Catholic priests in the city of Bangkok responded to the call of Pope Francis to go to the “peripheries” and be with the most vulnerable, especially during the pandemic.
Monsignor Andrew Vissanu Thanya-anan, deputy secretary general of Thailand’s Catholic bishops’ conference, and Father Pairat Sriprasert, head of Caritas Thailand, this week brought food to families most affected by the pandemic.
“I follow the instruction on ‘Come and See’ of Pope Francis,” said Monsignor Thanya-anan.
“When you come and see with your own eyes, you will feel that it is urgent to do something for them who are suffering,” he added.
“Come and See” is the theme for the 55th World Day of Social Communications in May this year.
In his message during the occasion, Pope Francis urged everyone to reach out to people “as they are and where they live.”
“We do not know the truth if we do not experience it, if we do not meet people, if we do not participate in their joys and sorrows,” said the pope.
Msgr. Thanya-anan told LiCAS.news that the pandemic has hit hard poor families even in the center of the country’s financial district.
He noted that the health crisis resulted in unemployment, “which is dramatically hitting so many heads of households, women and young people.”
On Monday, Thailand’s central bank governor said the country needs a further 1 trillion baht (US$29.9 billion) in fiscal steps to help jobs and income losses due to the pandemic.
Thailand’s has seen a spike in COVID-19 cases and deaths, prompting tougher containment measures to be extended this month and expanded to areas which account for around 80% of gross domestic product.
On Tuesday, the country reported 239 new coronavirus deaths, bringing the country’s total number of fatalities to 7,973.
The country’s coronavirus task force also reported 20,128 new infections, taking total cases to 948,442.

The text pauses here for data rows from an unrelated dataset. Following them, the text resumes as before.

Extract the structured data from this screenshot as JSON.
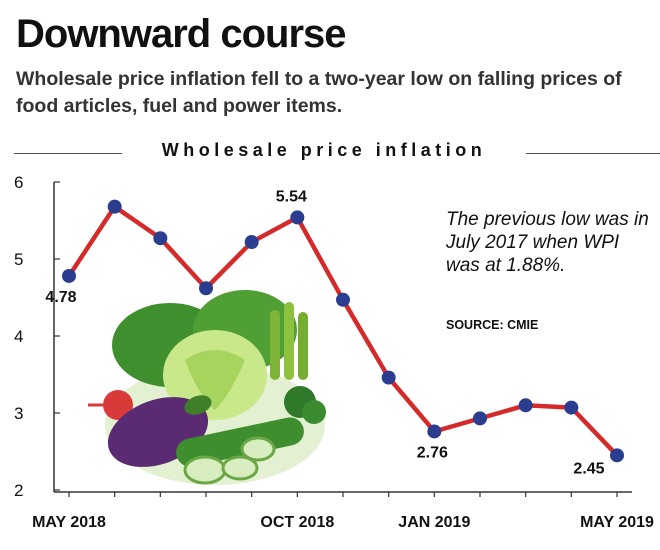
{
  "headline": "Downward course",
  "deck": "Wholesale price inflation fell to a two-year low on falling prices of food articles, fuel and power items.",
  "annotation": "The previous low was in July 2017 when WPI was at 1.88%.",
  "source": "SOURCE: CMIE",
  "colors": {
    "line": "#d42a2a",
    "marker": "#2b3d8f",
    "axis": "#333333"
  },
  "illustration": "vegetables",
  "chart_data": {
    "type": "line",
    "title": "Wholesale price inflation",
    "xlabel": "",
    "ylabel": "",
    "x": [
      "May 2018",
      "Jun 2018",
      "Jul 2018",
      "Aug 2018",
      "Sep 2018",
      "Oct 2018",
      "Nov 2018",
      "Dec 2018",
      "Jan 2019",
      "Feb 2019",
      "Mar 2019",
      "Apr 2019",
      "May 2019"
    ],
    "x_tick_labels": [
      "MAY 2018",
      "OCT 2018",
      "JAN 2019",
      "MAY 2019"
    ],
    "x_tick_positions": [
      "May 2018",
      "Oct 2018",
      "Jan 2019",
      "May 2019"
    ],
    "y_ticks": [
      2,
      3,
      4,
      5,
      6
    ],
    "ylim": [
      2,
      6
    ],
    "series": [
      {
        "values": [
          4.78,
          5.68,
          5.27,
          4.62,
          5.22,
          5.54,
          4.47,
          3.46,
          2.76,
          2.93,
          3.1,
          3.07,
          2.45
        ]
      }
    ],
    "data_labels": [
      {
        "index": 0,
        "text": "4.78"
      },
      {
        "index": 5,
        "text": "5.54"
      },
      {
        "index": 8,
        "text": "2.76"
      },
      {
        "index": 12,
        "text": "2.45"
      }
    ],
    "grid": false
  }
}
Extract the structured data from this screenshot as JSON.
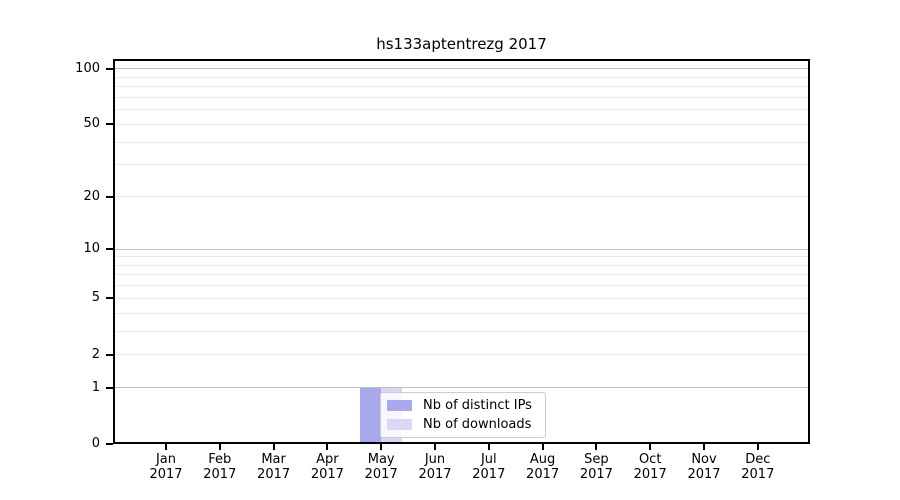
{
  "chart_data": {
    "type": "bar",
    "title": "hs133aptentrezg 2017",
    "categories": [
      "Jan",
      "Feb",
      "Mar",
      "Apr",
      "May",
      "Jun",
      "Jul",
      "Aug",
      "Sep",
      "Oct",
      "Nov",
      "Dec"
    ],
    "x_tick_year_label": "2017",
    "series": [
      {
        "name": "Nb of distinct IPs",
        "color": "#a8a8ec",
        "values": [
          0,
          0,
          0,
          0,
          1,
          0,
          0,
          0,
          0,
          0,
          0,
          0
        ]
      },
      {
        "name": "Nb of downloads",
        "color": "#d8d8f4",
        "values": [
          0,
          0,
          0,
          0,
          1,
          0,
          0,
          0,
          0,
          0,
          0,
          0
        ]
      }
    ],
    "y_axis": {
      "scale": "log1p",
      "ymax": 113,
      "labeled_ticks": [
        0,
        1,
        2,
        5,
        10,
        20,
        50,
        100
      ],
      "major_gridlines": [
        1,
        10,
        100
      ],
      "minor_gridlines": [
        2,
        3,
        4,
        5,
        6,
        7,
        8,
        9,
        20,
        30,
        40,
        50,
        60,
        70,
        80,
        90
      ]
    },
    "xlabel": "",
    "ylabel": "",
    "grid": "horizontal",
    "legend_position": "lower center (inside plot)"
  },
  "colors": {
    "background": "#ffffff",
    "axis_frame": "#000000",
    "grid_major": "#bfbfbf",
    "grid_minor": "#ebebeb",
    "legend_border": "#cccccc",
    "bar_distinct_ips": "#a8a8ec",
    "bar_downloads": "#d8d8f4"
  }
}
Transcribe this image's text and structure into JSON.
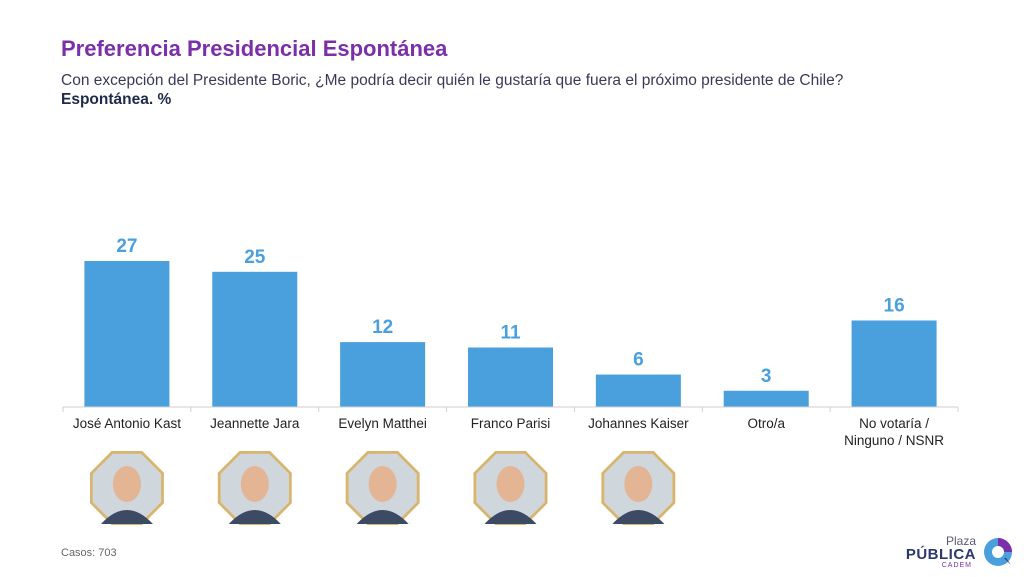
{
  "header": {
    "title": "Preferencia Presidencial Espontánea",
    "subtitle": "Con excepción del Presidente Boric, ¿Me podría decir quién le gustaría que fuera el próximo presidente de Chile?",
    "unit_label": "Espontánea. %"
  },
  "chart_data": {
    "type": "bar",
    "title": "Preferencia Presidencial Espontánea",
    "ylabel": "",
    "xlabel": "",
    "ylim": [
      0,
      27
    ],
    "categories": [
      [
        "José Antonio Kast"
      ],
      [
        "Jeannette Jara"
      ],
      [
        "Evelyn Matthei"
      ],
      [
        "Franco Parisi"
      ],
      [
        "Johannes Kaiser"
      ],
      [
        "Otro/a"
      ],
      [
        "No votaría /",
        "Ninguno / NSNR"
      ]
    ],
    "values": [
      27,
      25,
      12,
      11,
      6,
      3,
      16
    ],
    "value_labels": [
      "27",
      "25",
      "12",
      "11",
      "6",
      "3",
      "16"
    ],
    "has_photo": [
      true,
      true,
      true,
      true,
      true,
      false,
      false
    ],
    "bar_color": "#4a9fdd",
    "grid": false
  },
  "footer": {
    "cases": "Casos: 703",
    "logo_line1": "Plaza",
    "logo_line2": "PÚBLICA",
    "logo_line3": "CADEM"
  },
  "colors": {
    "title": "#7b2fa8",
    "bar": "#4a9fdd",
    "logo_navy": "#2b3a6b"
  },
  "icons": {
    "logo": "plaza-publica-logo-icon",
    "candidate": "candidate-photo-icon"
  }
}
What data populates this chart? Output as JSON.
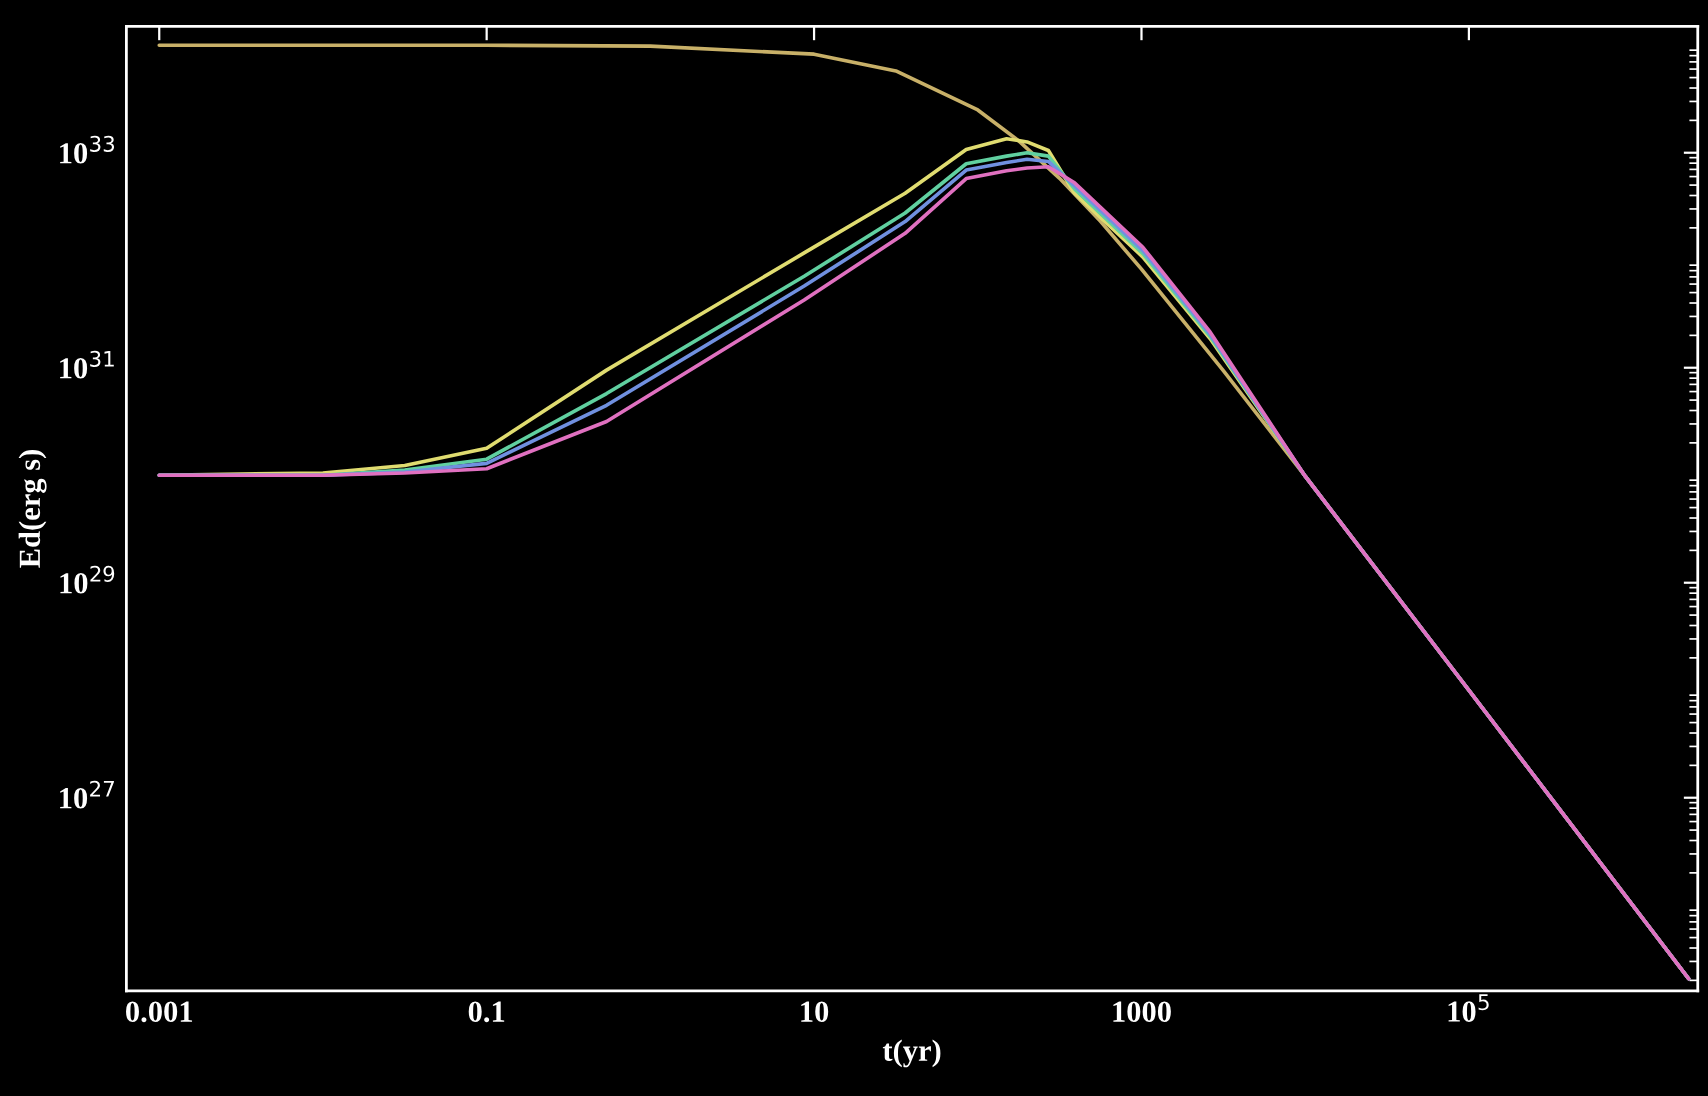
{
  "chart_data": {
    "type": "line",
    "xlabel": "t(yr)",
    "ylabel": "Ed(erg s)",
    "log": "xy",
    "grid": false,
    "legend": false,
    "xlim": [
      0.00063,
      2500000.0
    ],
    "ylim": [
      1.6e+25,
      1.5e+34
    ],
    "xticks": [
      0.001,
      0.1,
      10,
      1000,
      {
        "value": 100000,
        "label": "10$^{5}$"
      }
    ],
    "yticks": [
      {
        "value": 1e+27,
        "label": "10$^{27}$"
      },
      {
        "value": 1e+29,
        "label": "10$^{29}$"
      },
      {
        "value": 1e+31,
        "label": "10$^{31}$"
      },
      {
        "value": 1e+33,
        "label": "10$^{33}$"
      }
    ],
    "series": [
      {
        "color": "#c8b068",
        "x": [
          0.001,
          0.01,
          0.1,
          1,
          10,
          31.6,
          100,
          178,
          316,
          562,
          1000,
          3162,
          10000,
          100000,
          2200000
        ],
        "values": [
          1e+34,
          1e+34,
          1e+34,
          9.8e+33,
          8.26e+33,
          5.77e+33,
          2.5e+33,
          1.29e+33,
          5.78e+32,
          2.3e+32,
          8.26e+31,
          9.4e+30,
          9.8e+29,
          1e+28,
          2.07e+25
        ]
      },
      {
        "color": "#e0dc70",
        "x": [
          0.001,
          0.01,
          0.0316,
          0.1,
          0.54,
          8.7,
          36,
          85,
          150,
          200,
          270,
          390,
          1020,
          2630,
          10000,
          100000,
          2200000
        ],
        "values": [
          1e+30,
          1.05e+30,
          1.23e+30,
          1.78e+30,
          9.5e+30,
          1.17e+32,
          4.2e+32,
          1.07e+33,
          1.35e+33,
          1.26e+33,
          1.05e+33,
          4.2e+32,
          1.07e+32,
          1.86e+31,
          9.8e+29,
          1e+28,
          2.07e+25
        ]
      },
      {
        "color": "#60d0a0",
        "x": [
          0.001,
          0.01,
          0.0316,
          0.1,
          0.54,
          8.7,
          36,
          85,
          150,
          200,
          270,
          390,
          1020,
          2630,
          10000,
          100000,
          2200000
        ],
        "values": [
          1e+30,
          1e+30,
          1.12e+30,
          1.41e+30,
          5.75e+30,
          7.1e+31,
          2.75e+32,
          7.9e+32,
          9.3e+32,
          1e+33,
          9.3e+32,
          4.6e+32,
          1.15e+32,
          1.95e+31,
          9.8e+29,
          1e+28,
          2.07e+25
        ]
      },
      {
        "color": "#7090e0",
        "x": [
          0.001,
          0.01,
          0.0316,
          0.1,
          0.54,
          8.7,
          36,
          85,
          150,
          200,
          270,
          390,
          1020,
          2630,
          10000,
          100000,
          2200000
        ],
        "values": [
          1e+30,
          1e+30,
          1.07e+30,
          1.29e+30,
          4.47e+30,
          5.75e+31,
          2.29e+32,
          6.9e+32,
          8.1e+32,
          8.7e+32,
          8.3e+32,
          4.9e+32,
          1.23e+32,
          2.04e+31,
          9.8e+29,
          1e+28,
          2.07e+25
        ]
      },
      {
        "color": "#e070c0",
        "x": [
          0.001,
          0.01,
          0.0316,
          0.1,
          0.54,
          8.7,
          36,
          85,
          150,
          200,
          270,
          390,
          1020,
          2630,
          10000,
          100000,
          2200000
        ],
        "values": [
          1e+30,
          1e+30,
          1.05e+30,
          1.15e+30,
          3.16e+30,
          4.27e+31,
          1.78e+32,
          5.75e+32,
          6.8e+32,
          7.2e+32,
          7.4e+32,
          5.25e+32,
          1.32e+32,
          2.14e+31,
          9.8e+29,
          1e+28,
          2.07e+25
        ]
      }
    ]
  }
}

Bank of Thailand Governor Sethaput Suthiwartnarueput told a news conference earlier that the projected 1 trillion baht in fiscal support, or 7% of GDP was reasonable given the problems the economy is facing.
The problems were worse than the 1997/97 Asian financial crisis, he said. “With such severe symptoms, the medicine must be strong and right to the point,” he added.
The COVID-19 outbreak created a huge “income hole” in the Thai economy, with income losses expected at 2.6 trillion baht – 1.8 trillion baht in 2020-2021 and 800 billion baht in 2022.
Jobless numbers are expected at 3.4 million at the end of 2021, up from 3 million in the second quarter.
Msgr. Thanya-anan noted amid the pandemic poor communities are living in “unhealthy environment,” causing the rapid transmission of the disease.
“There is also an army of rats, running around here and there,” said the priest during his visit to one urban poor community on Tuesday.
The church leader has been going around poor communities in full PPE, or personal protective equipment.
“Visiting these communities poses risks, and therefore, I have to put on PPE, complete with masks, face protection, gloves, head cover, etc,” he said.
The priest led a group of church workers and volunteers in distributing boxes containing meals ready-to-eat and dried food.
He said Caritas Thailand, the social action arm of the bishops’ conference, has also been providing essential food items and other basic goods especially to households with limited access to health services.
The Catholic Church in Thailand has been active in supporting various initiatives to help those most affected, including relief distribution and the conversion of church facilities into vaccination and isolation centers.
As of 2019, there are 388,468 Catholics in Thailand, a figure that represents about 0.58% of the Thai population of 69 million. There are 11 dioceses with 526 parishes and 662 priests.